Dans un monde où chaque geste en ligne est observé, la façon dont hommes et femmes publient sur les réseaux sociaux attire l’attention des chercheurs. Les différences ne s’expliquent pas uniquement par la quantité ou l’envie de partager, mais révèlent des mécanismes sociaux profonds. Les stéréotypes de genre, la pression autour de la masculinité, ainsi que les attentes culturelles façonnent des comportements distincts chez chacun. Pourquoi certains hommes publient-ils moins que les femmes, même lorsqu’ils ont autant à dire ? Éclairage sociologique et psychologique sur ce phénomène d’actualité.
Sociologie des réseaux sociaux : les stéréotypes de genre en ligne
Sur les réseaux sociaux, communiquer semble simple. Pourtant, les stéréotypes de genre restent puissants et influencent fortement le comportement numérique. Une récente étude a montré que les hommes qui publient souvent sur Instagram ou Facebook sont perçus comme moins masculins. Ce « stéréotype de la féminité associée à la publication fréquente » freine beaucoup d’hommes dans leur expression personnelle en ligne. À l’inverse, une femme qui publie régulièrement ne verra pas sa féminité remise en question.
Par exemple, Julien, 28 ans, hésite à poster ses photos de vacances par peur d’être jugé comme cherchant l’attention. Cette pression sociale façonne son usage des réseaux, là où son amie Clara partage sans arrière-pensée. Finalement, la peur d’être perçu comme « moins viril » pèse sur la prise de parole masculine.
Psychologie : masculinité et expression personnelle
En psychologie, la construction de la masculinité intègre souvent l’idée qu’un homme doit rester réservé, peu enclin à exprimer ses sentiments ou à rechercher la validation sociale. Ce schéma, bien ancré, influence encore la façon dont la société évalue la communication en ligne selon le genre.
Une expérience menée auprès de 1300 personnes conclut ainsi que la publication fréquente par un homme fait de lui quelqu’un « en quête d’attention », une attitude jugée incompatible avec l’idéal masculin traditionnel. Par contraste, ce besoin de reconnaissance est mieux accepté chez les femmes. Cet écart d’interprétation décourage de nombreux hommes de publier, même quand ils en ont l’envie.
Évolution du comportement numérique : vers une nouvelle communication ?
Paradoxalement, malgré la valorisation de la communication en ligne, trop publier peut être mal vu pour un homme. Les réseaux sociaux restent alors le lieu d’une « surveillance de la virilité », où chaque publication dépasse le simple partage pour devenir un acte interprété à travers des modèles sociaux très ancrés.
Quelques plateformes, comme BeReal, veulent casser ces codes en mettant l’accent sur l’authenticité plutôt que sur la recherche de validation. Pourtant, il faudra probablement plus de temps – et d’efforts collectifs – pour faire évoluer ces attitudes structurelles. Les études de genre montrent que la pluralité des façon d’être homme tarde encore à s’imposer dans la sphère numérique, empêchant parfois de précieux échanges ou entraide en ligne.
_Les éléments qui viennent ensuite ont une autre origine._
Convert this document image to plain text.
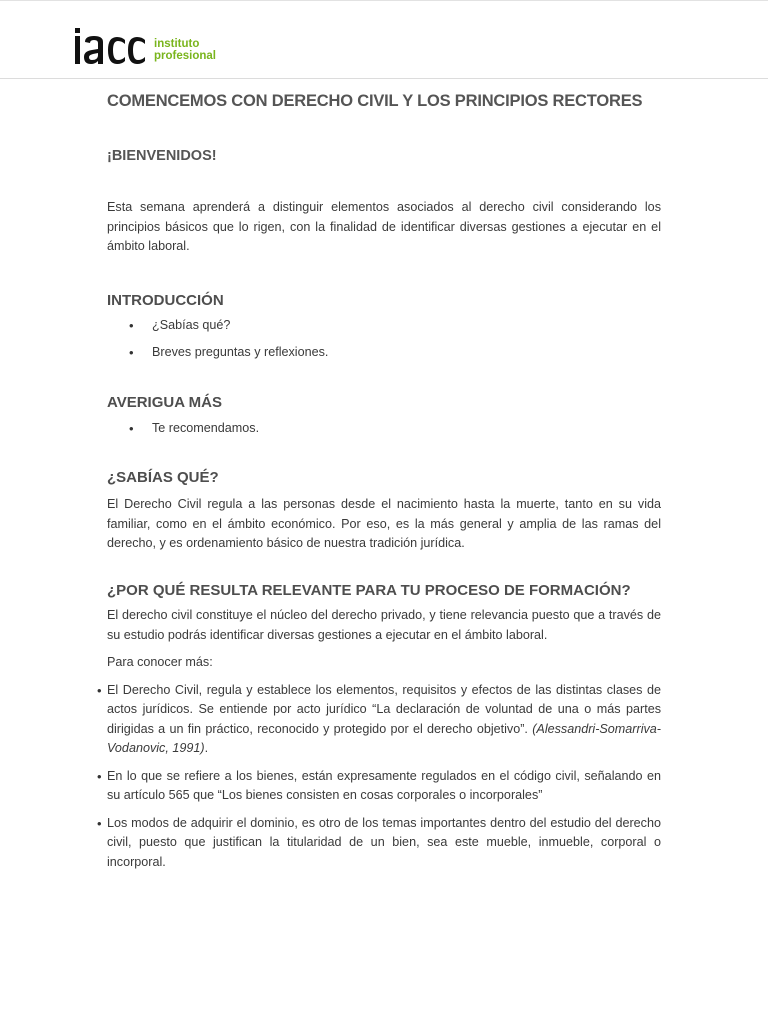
instituto
profesional
COMENCEMOS CON DERECHO CIVIL Y LOS PRINCIPIOS RECTORES
¡BIENVENIDOS!

Esta semana aprenderá a distinguir elementos asociados al derecho civil considerando los principios básicos que lo rigen, con la finalidad de identificar diversas gestiones a ejecutar en el ámbito laboral.

INTRODUCCIÓN
• ¿Sabías qué?
• Breves preguntas y reflexiones.
AVERIGUA MÁS
• Te recomendamos.
¿SABÍAS QUÉ?

El Derecho Civil regula a las personas desde el nacimiento hasta la muerte, tanto en su vida familiar, como en el ámbito económico. Por eso, es la más general y amplia de las ramas del derecho, y es ordenamiento básico de nuestra tradición jurídica.

¿POR QUÉ RESULTA RELEVANTE PARA TU PROCESO DE FORMACIÓN?

El derecho civil constituye el núcleo del derecho privado, y tiene relevancia puesto que a través de su estudio podrás identificar diversas gestiones a ejecutar en el ámbito laboral.

Para conocer más:

• El Derecho Civil, regula y establece los elementos, requisitos y efectos de las distintas clases de actos jurídicos. Se entiende por acto jurídico “La declaración de voluntad de una o más partes dirigidas a un fin práctico, reconocido y protegido por el derecho objetivo”. (Alessandri-Somarriva-Vodanovic, 1991).
• En lo que se refiere a los bienes, están expresamente regulados en el código civil, señalando en su artículo 565 que “Los bienes consisten en cosas corporales o incorporales”
• Los modos de adquirir el dominio, es otro de los temas importantes dentro del estudio del derecho civil, puesto que justifican la titularidad de un bien, sea este mueble, inmueble, corporal o incorporal.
Conséquences et pistes pour avancer
Les conséquences du « silence masculin » sur les réseaux sociaux vont au-delà d’une simple question de représentation. Des études démontrent un lien entre isolement social chez les hommes et difficulté à demander de l’aide. Le tabou de la vulnérabilité, repris dans la communication en ligne, peut aggraver cet isolement. Il devient donc urgent de revoir les codes sociaux et d’ouvrir d’autres modèles de communication.
Pour illustrer, dans le monde universitaire, ce sont parfois les différences de perception et de répartition des rôles parentaux qui expliquent pourquoi les hommes restent plus présents dans la publication scientifique – alors que dans la sphère personnelle, ils se montrent plus discrets en ligne de peur d’être « dévalorisés ».